От боли за графа мне захотелось завыть. Самым натуральным образом.
О, нет. Я никогда, никогда, никогда не смогу с ним так поступить еще раз.
Я просто не смогу.
На меня навалилась бешеная усталость. Те сильные чувства, которые я переживала в последние дни, вымотали меня.
Желание доказать свою независимость и отомстить пропало.
Пришла бесконечная нежность к супругу. К этому сильному, волевому человеку, который всегда так мужественно переживал ниспосланные ему испытания. В чьей жизни было так много страданий — и виновницей их была я! А он…
Он всегда продолжал меня любить. Несмотря ни на что.
Я не могу отплатить ему за его любовь своей жестокостью.
Просто не могу.
А потом я вспомнила, что обещала себе быть нежной и послушной женой. Кажется, я разучилась держать собственное слово! Вот новости!
Меня затопило смятение. Как же так? Какая-то несуразица наблюдается в моих чувствах и эмоциях!
Я поймала себя на непоследовательности. Я, которая всегда так гордилась своей логичностью и разумностью! Да что же это со мной!
Итак, мною было принято решение: стать женщиной ласковой и любящей. У меня были причины сделать такой выбор. Я прекрасно помню все эти причины. Я прекрасно помню все свои аргументы, которые имелись к тому, чтобы счесть графа де Ла Фер достойным такой перемены во мне.

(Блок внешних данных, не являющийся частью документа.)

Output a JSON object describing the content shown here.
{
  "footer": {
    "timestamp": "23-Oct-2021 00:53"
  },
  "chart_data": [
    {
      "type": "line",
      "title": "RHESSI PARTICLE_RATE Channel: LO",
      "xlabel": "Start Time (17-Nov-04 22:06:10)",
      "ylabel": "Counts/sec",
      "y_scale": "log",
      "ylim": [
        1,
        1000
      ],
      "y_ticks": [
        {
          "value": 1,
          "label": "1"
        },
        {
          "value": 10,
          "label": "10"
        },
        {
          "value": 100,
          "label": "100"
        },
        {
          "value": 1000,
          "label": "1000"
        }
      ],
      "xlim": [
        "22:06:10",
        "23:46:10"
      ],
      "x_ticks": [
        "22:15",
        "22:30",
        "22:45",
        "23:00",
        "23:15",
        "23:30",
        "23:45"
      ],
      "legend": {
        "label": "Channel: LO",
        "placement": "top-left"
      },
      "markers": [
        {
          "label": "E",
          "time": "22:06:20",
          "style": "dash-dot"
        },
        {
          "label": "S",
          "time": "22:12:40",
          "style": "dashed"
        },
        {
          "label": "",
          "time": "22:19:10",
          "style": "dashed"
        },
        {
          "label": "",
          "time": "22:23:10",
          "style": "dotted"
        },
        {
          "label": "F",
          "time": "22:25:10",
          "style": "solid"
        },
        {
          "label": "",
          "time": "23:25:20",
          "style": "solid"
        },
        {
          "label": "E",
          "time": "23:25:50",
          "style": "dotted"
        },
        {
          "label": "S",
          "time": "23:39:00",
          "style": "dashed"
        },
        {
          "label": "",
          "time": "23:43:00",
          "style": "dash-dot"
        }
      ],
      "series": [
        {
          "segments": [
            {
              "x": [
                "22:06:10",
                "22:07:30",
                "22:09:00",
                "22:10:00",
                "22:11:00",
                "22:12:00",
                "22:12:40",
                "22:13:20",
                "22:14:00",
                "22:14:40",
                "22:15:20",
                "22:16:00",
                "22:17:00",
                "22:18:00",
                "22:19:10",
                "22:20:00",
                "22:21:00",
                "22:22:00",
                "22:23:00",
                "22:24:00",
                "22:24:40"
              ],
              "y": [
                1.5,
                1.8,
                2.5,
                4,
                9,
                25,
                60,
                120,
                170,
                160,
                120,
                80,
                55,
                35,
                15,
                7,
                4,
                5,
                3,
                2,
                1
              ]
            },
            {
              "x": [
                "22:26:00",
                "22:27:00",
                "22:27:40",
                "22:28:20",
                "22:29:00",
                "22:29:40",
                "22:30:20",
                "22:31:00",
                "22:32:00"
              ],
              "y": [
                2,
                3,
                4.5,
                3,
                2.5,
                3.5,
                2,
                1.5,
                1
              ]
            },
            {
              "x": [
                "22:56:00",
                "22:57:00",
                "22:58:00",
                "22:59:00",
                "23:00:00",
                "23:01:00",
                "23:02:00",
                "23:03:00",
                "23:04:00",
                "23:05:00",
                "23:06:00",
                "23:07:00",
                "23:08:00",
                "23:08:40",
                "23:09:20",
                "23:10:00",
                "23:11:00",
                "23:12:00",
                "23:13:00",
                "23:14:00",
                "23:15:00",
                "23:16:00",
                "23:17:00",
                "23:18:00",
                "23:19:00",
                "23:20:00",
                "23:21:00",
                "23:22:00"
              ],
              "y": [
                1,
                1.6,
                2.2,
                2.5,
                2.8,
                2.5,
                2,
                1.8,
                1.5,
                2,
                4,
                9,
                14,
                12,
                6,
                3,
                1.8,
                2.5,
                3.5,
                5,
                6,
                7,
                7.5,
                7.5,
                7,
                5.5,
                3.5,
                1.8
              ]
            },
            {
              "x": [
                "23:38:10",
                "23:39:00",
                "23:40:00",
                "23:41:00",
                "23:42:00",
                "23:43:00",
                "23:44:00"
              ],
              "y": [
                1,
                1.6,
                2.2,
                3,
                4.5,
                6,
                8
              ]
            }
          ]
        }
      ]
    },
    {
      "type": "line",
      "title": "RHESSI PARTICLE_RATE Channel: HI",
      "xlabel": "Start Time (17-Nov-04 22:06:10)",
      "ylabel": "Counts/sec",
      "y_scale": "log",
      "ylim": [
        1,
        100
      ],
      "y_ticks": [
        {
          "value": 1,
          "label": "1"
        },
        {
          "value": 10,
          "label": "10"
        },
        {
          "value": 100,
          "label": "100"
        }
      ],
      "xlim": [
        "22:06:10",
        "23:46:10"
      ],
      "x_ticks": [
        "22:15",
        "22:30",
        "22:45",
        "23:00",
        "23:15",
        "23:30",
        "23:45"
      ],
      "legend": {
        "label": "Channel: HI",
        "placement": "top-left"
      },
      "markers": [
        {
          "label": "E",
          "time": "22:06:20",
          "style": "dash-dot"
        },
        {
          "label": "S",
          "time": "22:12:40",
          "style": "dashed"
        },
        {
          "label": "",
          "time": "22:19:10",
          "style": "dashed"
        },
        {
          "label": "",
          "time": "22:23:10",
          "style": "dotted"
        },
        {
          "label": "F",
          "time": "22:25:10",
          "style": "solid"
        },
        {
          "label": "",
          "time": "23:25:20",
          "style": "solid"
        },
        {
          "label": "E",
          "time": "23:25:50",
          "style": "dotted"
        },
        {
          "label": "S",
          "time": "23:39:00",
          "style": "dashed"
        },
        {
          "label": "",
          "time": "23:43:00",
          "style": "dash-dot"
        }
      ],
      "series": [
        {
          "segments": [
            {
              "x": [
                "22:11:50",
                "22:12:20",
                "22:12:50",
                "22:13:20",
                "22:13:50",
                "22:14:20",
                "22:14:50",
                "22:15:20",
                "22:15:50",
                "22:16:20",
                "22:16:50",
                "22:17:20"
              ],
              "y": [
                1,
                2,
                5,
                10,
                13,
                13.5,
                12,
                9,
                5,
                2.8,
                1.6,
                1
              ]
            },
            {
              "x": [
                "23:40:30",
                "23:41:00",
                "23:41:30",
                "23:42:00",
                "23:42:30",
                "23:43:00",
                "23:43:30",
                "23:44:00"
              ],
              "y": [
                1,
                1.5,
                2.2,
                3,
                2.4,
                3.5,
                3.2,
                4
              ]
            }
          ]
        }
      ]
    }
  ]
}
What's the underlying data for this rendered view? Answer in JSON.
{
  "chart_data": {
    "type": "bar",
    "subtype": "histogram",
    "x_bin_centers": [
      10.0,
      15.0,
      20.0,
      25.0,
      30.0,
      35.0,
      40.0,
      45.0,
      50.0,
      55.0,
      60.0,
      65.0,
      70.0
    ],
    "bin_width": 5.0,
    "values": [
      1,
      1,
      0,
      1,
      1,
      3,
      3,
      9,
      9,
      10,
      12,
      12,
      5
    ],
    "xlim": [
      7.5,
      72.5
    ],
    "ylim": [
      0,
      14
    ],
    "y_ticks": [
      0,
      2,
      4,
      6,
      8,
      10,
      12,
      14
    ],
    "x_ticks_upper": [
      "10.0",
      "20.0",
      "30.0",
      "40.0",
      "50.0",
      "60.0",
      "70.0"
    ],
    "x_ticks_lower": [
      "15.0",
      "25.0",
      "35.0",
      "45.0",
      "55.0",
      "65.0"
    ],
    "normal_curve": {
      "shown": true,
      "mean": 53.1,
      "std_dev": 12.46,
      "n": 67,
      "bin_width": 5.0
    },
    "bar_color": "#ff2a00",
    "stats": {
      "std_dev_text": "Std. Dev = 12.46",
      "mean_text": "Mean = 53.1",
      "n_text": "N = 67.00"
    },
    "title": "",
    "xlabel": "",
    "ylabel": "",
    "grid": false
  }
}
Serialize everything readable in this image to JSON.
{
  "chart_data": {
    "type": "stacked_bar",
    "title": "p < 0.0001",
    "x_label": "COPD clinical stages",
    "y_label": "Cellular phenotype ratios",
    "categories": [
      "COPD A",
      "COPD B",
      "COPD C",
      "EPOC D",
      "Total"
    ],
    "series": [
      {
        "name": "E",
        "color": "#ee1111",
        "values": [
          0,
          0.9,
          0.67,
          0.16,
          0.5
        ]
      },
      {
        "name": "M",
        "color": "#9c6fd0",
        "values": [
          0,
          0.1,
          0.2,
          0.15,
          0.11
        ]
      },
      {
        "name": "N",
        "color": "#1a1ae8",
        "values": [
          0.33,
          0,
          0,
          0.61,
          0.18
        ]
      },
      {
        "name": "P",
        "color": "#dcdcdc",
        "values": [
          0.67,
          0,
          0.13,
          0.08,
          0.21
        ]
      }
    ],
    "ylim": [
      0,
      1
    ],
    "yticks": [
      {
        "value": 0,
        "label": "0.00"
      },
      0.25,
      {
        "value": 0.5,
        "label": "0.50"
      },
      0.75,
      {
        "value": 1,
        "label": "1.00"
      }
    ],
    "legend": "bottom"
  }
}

И что ж? Я забываю обо всем этом и нарушаю свое решение. Отрекаюсь от графа, возвращаюсь к прежней себе, строю новые жесткие планы. И все это — всерьез, по-настоящему.
Не проходит и недели… и я снова вспоминаю свое первое решение и отказываюсь от второго. И снова мне кажется, что правда там, где я сейчас.
Два дня назад я считала, что правда в том, что граф — лицемерный бесчувственный человек, предавший меня и не заслуживающий моей любви.
Месяц назад и сегодня я считаю, что граф — мужественный человек, всей душой любящий меня и заслуживающий моей преданности.
И к той, и к иной позиции у меня есть свои нерушимые аргументы… которые уже не кажутся мне нерушимыми, когда я меняю свое мнение.
Что за флюгером я стала! Как могут чувства быть столь непостоянны!
Со мной никогда раньше такого не случалось, и я была в растерянности.
Как понять, где правда? Какие чувства — настоящие? Когда все реально, а когда я заблуждаюсь?
Еще неделю я мучилась этими колебаниями. Я не могла понять себя и свои чувства. Меня мучило, что я не могу разобрать, где же правда. И что же мне делать?
Я совсем истерзалась и измучилась.
И тогда я вспомнила, что есть же граф.
Вот пусть он и решает!
Почему это я должна вечно все решать! Вот как он скажет — так и хорошо!
У меня как камень с души свалился. Все оказалось так просто!
А вскоре приехал муж. Уставший, но радостный от встречи со мной. Он смотрел на меня такими влюбленными глазами, ничего не говорил, только улыбался. А я тоже улыбалась и была счастлива.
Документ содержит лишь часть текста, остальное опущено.